Based on Søberg's recommendations and the broader literature, a practical cold exposure protocol for BAT activation and mitochondrial adaptation looks like this:
| Variable | Beginner | Intermediate | Advanced |
|---|---|---|---|
| Water temperature | 15-18°C | 12-15°C | 8-12°C |
| Session duration | 1-2 minutes | 2-4 minutes | 3-5 minutes |
| Frequency per week | 2 sessions | 3 sessions | 4-5 sessions |
| Post-session | Air dry, no hot shower | Air dry, light movement | Air dry or sauna contrast |
| Key adaptation signal | Shivering tolerance | Faster rewarming | Reduced cold shock response |
| Primary mechanism targeted | BAT activation | BAT activation and biogenesis | Mitochondrial density and beige fat browning |
One specific principle from Søberg's work is worth applying from the start: avoid a hot shower immediately after your cold plunge. The rewarming process, where your body works to bring its own temperature back up, is part of the adaptation stimulus. Cutting it short with hot water reduces the thermogenic demand and limits the signal sent to your brown fat and mitochondria.

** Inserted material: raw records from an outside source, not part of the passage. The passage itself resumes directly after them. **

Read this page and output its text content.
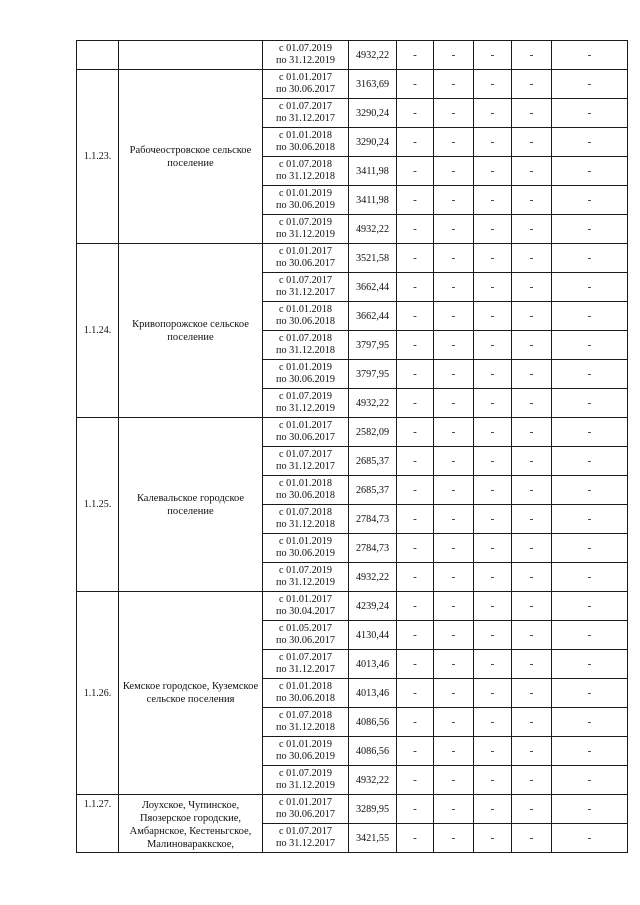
		с 01.07.2019
по 31.12.2019	4932,22	-	-	-	-	-
1.1.23.	Рабочеостровское сельское поселение	с 01.01.2017
по 30.06.2017	3163,69	-	-	-	-	-

		с 01.07.2017
по 31.12.2017	3290,24	-	-	-	-	-

		с 01.01.2018
по 30.06.2018	3290,24	-	-	-	-	-

		с 01.07.2018
по 31.12.2018	3411,98	-	-	-	-	-

		с 01.01.2019
по 30.06.2019	3411,98	-	-	-	-	-

		с 01.07.2019
по 31.12.2019	4932,22	-	-	-	-	-
1.1.24.	Кривопорожское сельское поселение	с 01.01.2017
по 30.06.2017	3521,58	-	-	-	-	-

		с 01.07.2017
по 31.12.2017	3662,44	-	-	-	-	-

		с 01.01.2018
по 30.06.2018	3662,44	-	-	-	-	-

		с 01.07.2018
по 31.12.2018	3797,95	-	-	-	-	-

		с 01.01.2019
по 30.06.2019	3797,95	-	-	-	-	-

		с 01.07.2019
по 31.12.2019	4932,22	-	-	-	-	-
1.1.25.	Калевальское городское поселение	с 01.01.2017
по 30.06.2017	2582,09	-	-	-	-	-

		с 01.07.2017
по 31.12.2017	2685,37	-	-	-	-	-

		с 01.01.2018
по 30.06.2018	2685,37	-	-	-	-	-

		с 01.07.2018
по 31.12.2018	2784,73	-	-	-	-	-

		с 01.01.2019
по 30.06.2019	2784,73	-	-	-	-	-

		с 01.07.2019
по 31.12.2019	4932,22	-	-	-	-	-
1.1.26.	Кемское городское, Куземское сельское поселения	с 01.01.2017
по 30.04.2017	4239,24	-	-	-	-	-

		с 01.05.2017
по 30.06.2017	4130,44	-	-	-	-	-

		с 01.07.2017
по 31.12.2017	4013,46	-	-	-	-	-

		с 01.01.2018
по 30.06.2018	4013,46	-	-	-	-	-

		с 01.07.2018
по 31.12.2018	4086,56	-	-	-	-	-

		с 01.01.2019
по 30.06.2019	4086,56	-	-	-	-	-

		с 01.07.2019
по 31.12.2019	4932,22	-	-	-	-	-
1.1.27.	Лоухское, Чупинское, Пяозерское городские, Амбарнское, Кестеньгское, Малиновараккское,	с 01.01.2017
по 30.06.2017	3289,95	-	-	-	-	-

		с 01.07.2017
по 31.12.2017	3421,55	-	-	-	-	-
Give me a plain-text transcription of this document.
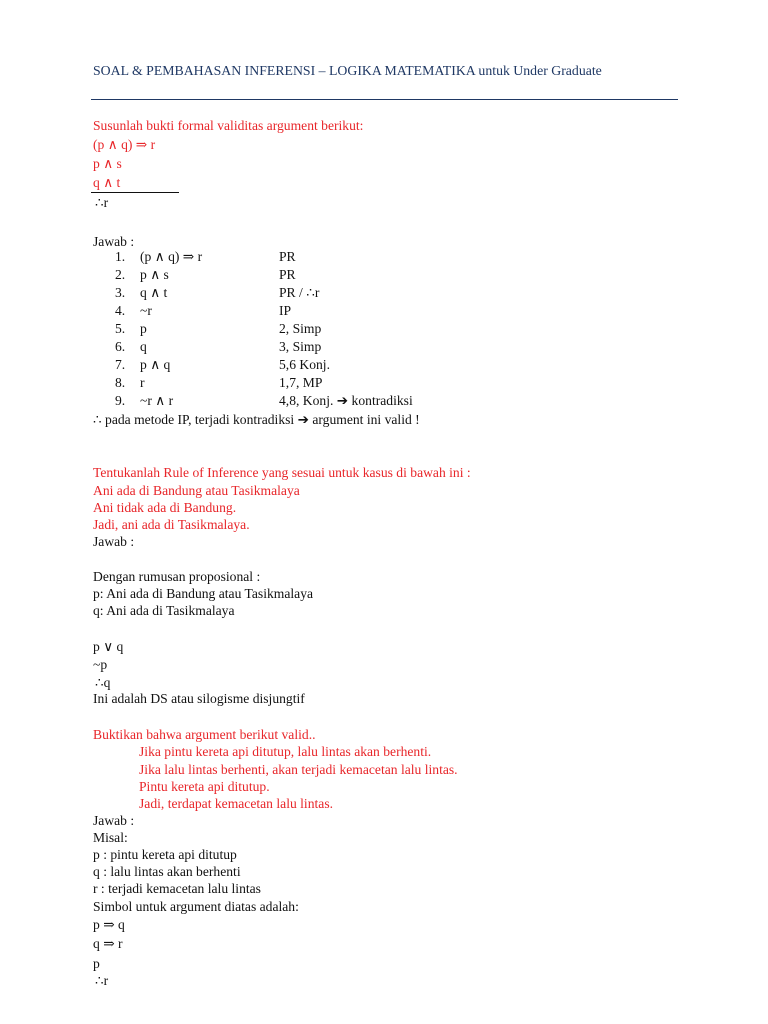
SOAL & PEMBAHASAN INFERENSI – LOGIKA MATEMATIKA untuk Under Graduate
Susunlah bukti formal validitas argument berikut:
(p ∧ q) ⇒ r
p ∧ s
q ∧ t
∴r
Jawab :
1.	(p ∧ q) ⇒ r	PR
2.	p ∧ s	PR
3.	q ∧ t	PR / ∴r
4.	~r	IP
5.	p	2, Simp
6.	q	3, Simp
7.	p ∧ q	5,6 Konj.
8.	r	1,7, MP
9.	~r ∧ r	4,8, Konj. ➔ kontradiksi
∴ pada metode IP, terjadi kontradiksi ➔ argument ini valid !
Tentukanlah Rule of Inference yang sesuai untuk kasus di bawah ini :
Ani ada di Bandung atau Tasikmalaya
Ani tidak ada di Bandung.
Jadi, ani ada di Tasikmalaya.
Jawab :
Dengan rumusan proposional :
p: Ani ada di Bandung atau Tasikmalaya
q: Ani ada di Tasikmalaya
p ∨ q
~p
∴q
Ini adalah DS atau silogisme disjungtif
Buktikan bahwa argument berikut valid..
Jika pintu kereta api ditutup, lalu lintas akan berhenti.
Jika lalu lintas berhenti, akan terjadi kemacetan lalu lintas.
Pintu kereta api ditutup.
Jadi, terdapat kemacetan lalu lintas.
Jawab :
Misal:
p : pintu kereta api ditutup
q : lalu lintas akan berhenti
r : terjadi kemacetan lalu lintas
Simbol untuk argument diatas adalah:
p ⇒ q
q ⇒ r
p
∴r
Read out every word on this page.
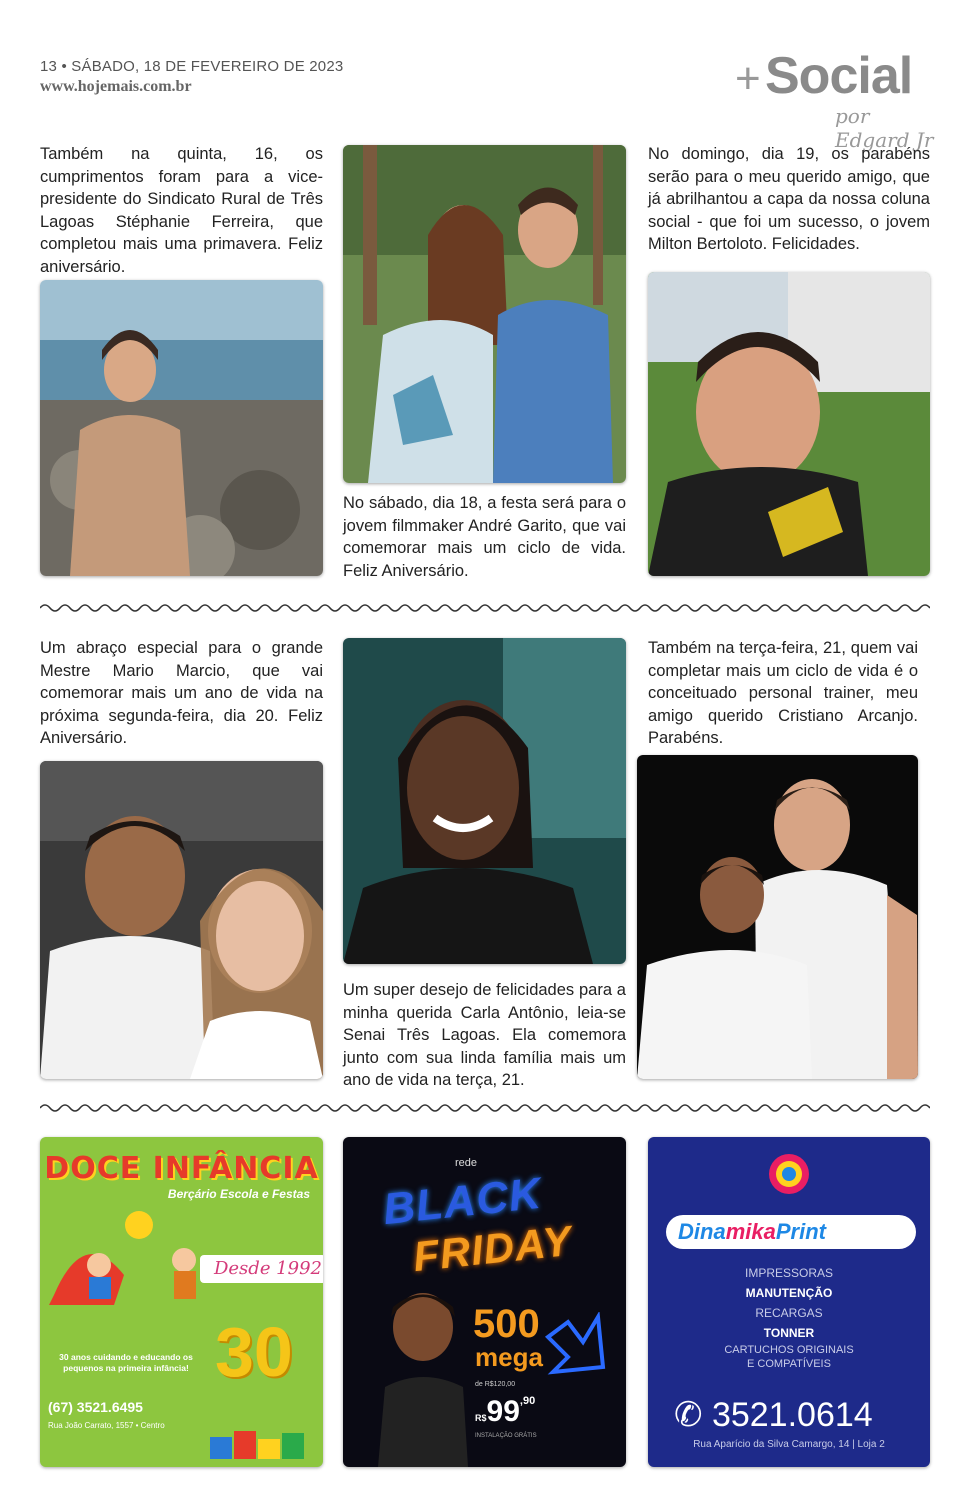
13 • SÁBADO, 18 DE FEVEREIRO DE 2023
www.hojemais.com.br	+ Social
por Edgard Jr
Também na quinta, 16, os cumprimentos foram para a vice-presidente do Sindicato Rural de Três Lagoas Stéphanie Ferreira, que completou mais uma primavera. Feliz aniversário.
No sábado, dia 18, a festa será para o jovem filmmaker André Garito, que vai comemorar mais um ciclo de vida. Feliz Aniversário.
No domingo, dia 19, os parabéns serão para o meu querido amigo, que já abrilhantou a capa da nossa coluna social - que foi um sucesso, o jovem Milton Bertoloto. Felicidades.
Um abraço especial para o grande Mestre Mario Marcio, que vai comemorar mais um ano de vida na próxima segunda-feira, dia 20. Feliz Aniversário.
Um super desejo de felicidades para a minha querida Carla Antônio, leia-se Senai Três Lagoas. Ela comemora junto com sua linda família mais um ano de vida na terça, 21.
Também na terça-feira, 21, quem vai completar mais um ciclo de vida é o conceituado personal trainer, meu amigo querido Cristiano Arcanjo. Parabéns.
DOCE INFÂNCIA
Berçário Escola e Festas
Desde 1992
30
30 anos cuidando e educando os pequenos na primeira infância!
(67) 3521.6495
Rua João Carrato, 1557 • Centro
rede
BLACK
FRIDAY
500
mega
de R$120,00
$R\$99^{,90}$
INSTALAÇÃO GRÁTIS
DinamikaPrint
IMPRESSORAS
MANUTENÇÃO
RECARGAS
TONNER
CARTUCHOS ORIGINAIS
E COMPATÍVEIS
✆ 3521.0614
Rua Aparício da Silva Camargo, 14 | Loja 2
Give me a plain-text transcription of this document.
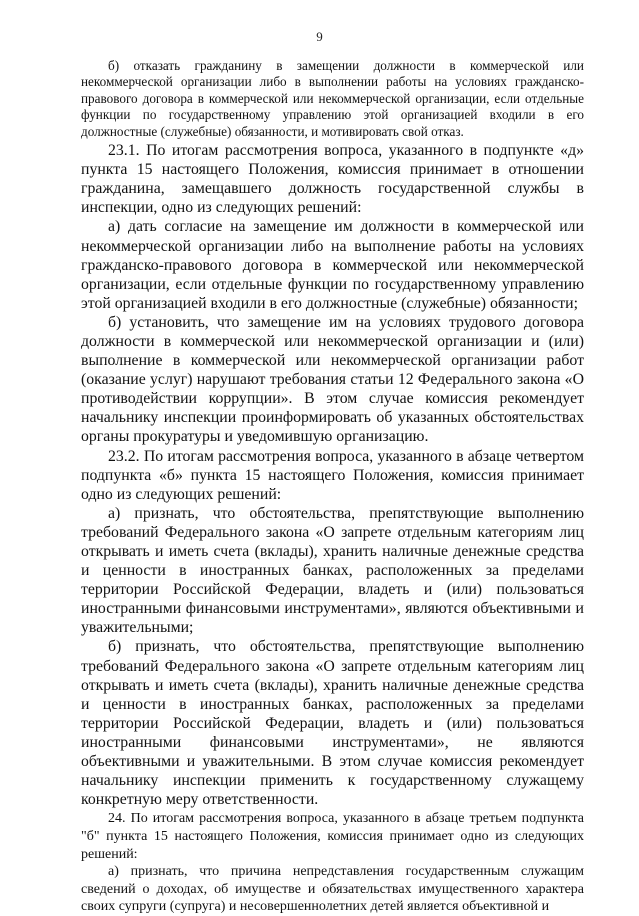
9

б) отказать гражданину в замещении должности в коммерческой или некоммерческой организации либо в выполнении работы на условиях гражданско-правового договора в коммерческой или некоммерческой организации, если отдельные функции по государственному управлению этой организацией входили в его должностные (служебные) обязанности, и мотивировать свой отказ.

23.1. По итогам рассмотрения вопроса, указанного в подпункте «д» пункта 15 настоящего Положения, комиссия принимает в отношении гражданина, замещавшего должность государственной службы в инспекции, одно из следующих решений:

а) дать согласие на замещение им должности в коммерческой или некоммерческой организации либо на выполнение работы на условиях гражданско-правового договора в коммерческой или некоммерческой организации, если отдельные функции по государственному управлению этой организацией входили в его должностные (служебные) обязанности;

б) установить, что замещение им на условиях трудового договора должности в коммерческой или некоммерческой организации и (или) выполнение в коммерческой или некоммерческой организации работ (оказание услуг) нарушают требования статьи 12 Федерального закона «О противодействии коррупции». В этом случае комиссия рекомендует начальнику инспекции проинформировать об указанных обстоятельствах органы прокуратуры и уведомившую организацию.

23.2. По итогам рассмотрения вопроса, указанного в абзаце четвертом подпункта «б» пункта 15 настоящего Положения, комиссия принимает одно из следующих решений:

а) признать, что обстоятельства, препятствующие выполнению требований Федерального закона «О запрете отдельным категориям лиц открывать и иметь счета (вклады), хранить наличные денежные средства и ценности в иностранных банках, расположенных за пределами территории Российской Федерации, владеть и (или) пользоваться иностранными финансовыми инструментами», являются объективными и уважительными;

б) признать, что обстоятельства, препятствующие выполнению требований Федерального закона «О запрете отдельным категориям лиц открывать и иметь счета (вклады), хранить наличные денежные средства и ценности в иностранных банках, расположенных за пределами территории Российской Федерации, владеть и (или) пользоваться иностранными финансовыми инструментами», не являются объективными и уважительными. В этом случае комиссия рекомендует начальнику инспекции применить к государственному служащему конкретную меру ответственности.

24. По итогам рассмотрения вопроса, указанного в абзаце третьем подпункта "б" пункта 15 настоящего Положения, комиссия принимает одно из следующих решений:

а) признать, что причина непредставления государственным служащим сведений о доходах, об имуществе и обязательствах имущественного характера своих супруги (супруга) и несовершеннолетних детей является объективной и
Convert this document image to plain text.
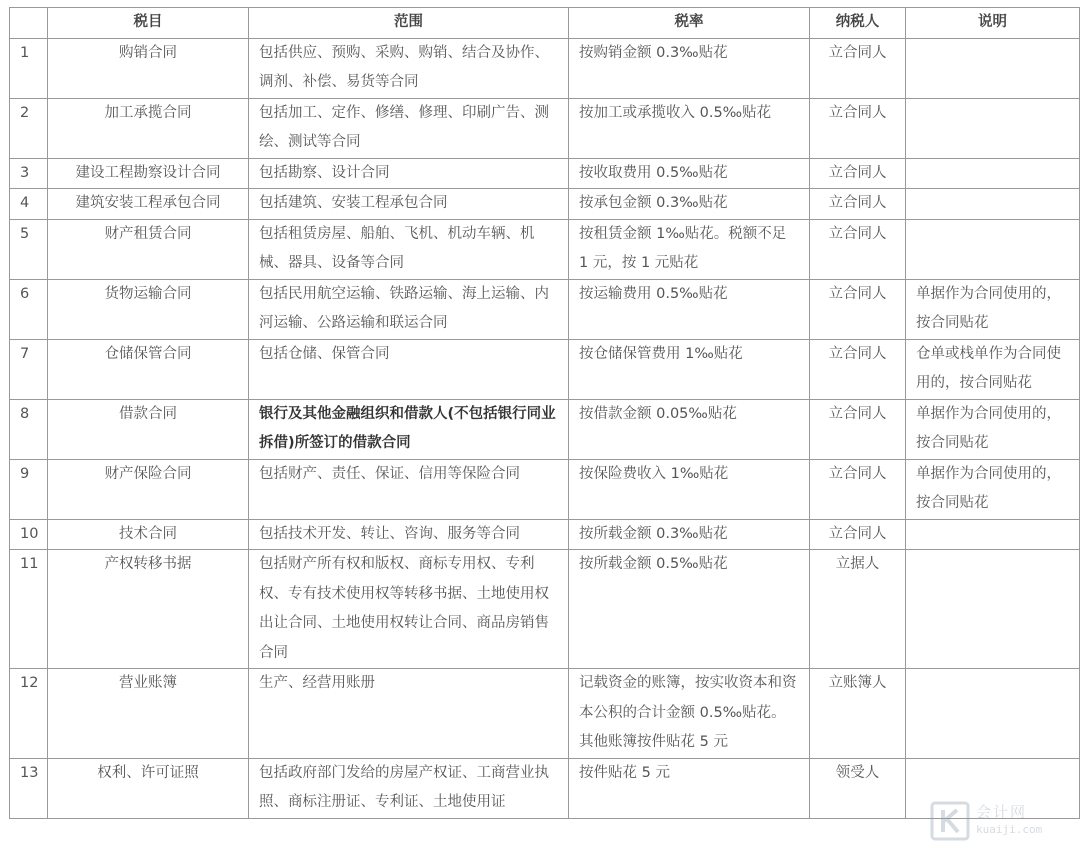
	税目	范围	税率	纳税人	说明
1	购销合同	包括供应、预购、采购、购销、结合及协作、调剂、补偿、易货等合同	按购销金额 0.3‰贴花	立合同人	
2	加工承揽合同	包括加工、定作、修缮、修理、印刷广告、测绘、测试等合同	按加工或承揽收入 0.5‰贴花	立合同人	
3	建设工程勘察设计合同	包括勘察、设计合同	按收取费用 0.5‰贴花	立合同人	
4	建筑安装工程承包合同	包括建筑、安装工程承包合同	按承包金额 0.3‰贴花	立合同人	
5	财产租赁合同	包括租赁房屋、船舶、飞机、机动车辆、机械、器具、设备等合同	按租赁金额 1‰贴花。税额不足 1 元，按 1 元贴花	立合同人	
6	货物运输合同	包括民用航空运输、铁路运输、海上运输、内河运输、公路运输和联运合同	按运输费用 0.5‰贴花	立合同人	单据作为合同使用的，按合同贴花
7	仓储保管合同	包括仓储、保管合同	按仓储保管费用 1‰贴花	立合同人	仓单或栈单作为合同使用的，按合同贴花
8	借款合同	银行及其他金融组织和借款人(不包括银行同业拆借)所签订的借款合同	按借款金额 0.05‰贴花	立合同人	单据作为合同使用的，按合同贴花
9	财产保险合同	包括财产、责任、保证、信用等保险合同	按保险费收入 1‰贴花	立合同人	单据作为合同使用的，按合同贴花
10	技术合同	包括技术开发、转让、咨询、服务等合同	按所载金额 0.3‰贴花	立合同人	
11	产权转移书据	包括财产所有权和版权、商标专用权、专利权、专有技术使用权等转移书据、土地使用权出让合同、土地使用权转让合同、商品房销售合同	按所载金额 0.5‰贴花	立据人	
12	营业账簿	生产、经营用账册	记载资金的账簿，按实收资本和资本公积的合计金额 0.5‰贴花。其他账簿按件贴花 5 元	立账簿人	
13	权利、许可证照	包括政府部门发给的房屋产权证、工商营业执照、商标注册证、专利证、土地使用证	按件贴花 5 元	领受人	
会计网
kuaiji.com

The Long View: Cold Exposure and Cellular Aging
Mitochondrial decline is one of the central features of biological aging. As you get older, mitochondrial density decreases, mitochondrial function becomes less efficient, and the resulting energy deficit shows up as fatigue, slower recovery, and reduced metabolic rate.
Cold exposure is one of the few non-pharmacological stimuli shown to counteract this decline by consistently signalling mitochondrial biogenesis. Every cold session is, in part, a signal to your cells to invest in their energy infrastructure.
The cumulative effect over months and years is a more metabolically capable body: better at generating energy, better at clearing metabolic waste, and better at regulating blood sugar and fat. Not because of one dramatic session, but because of consistent, repeated hormetic stress.
Your body was designed to handle cold. The biology is already there. Regular cold exposure does not install new systems. It trains the ones you already have.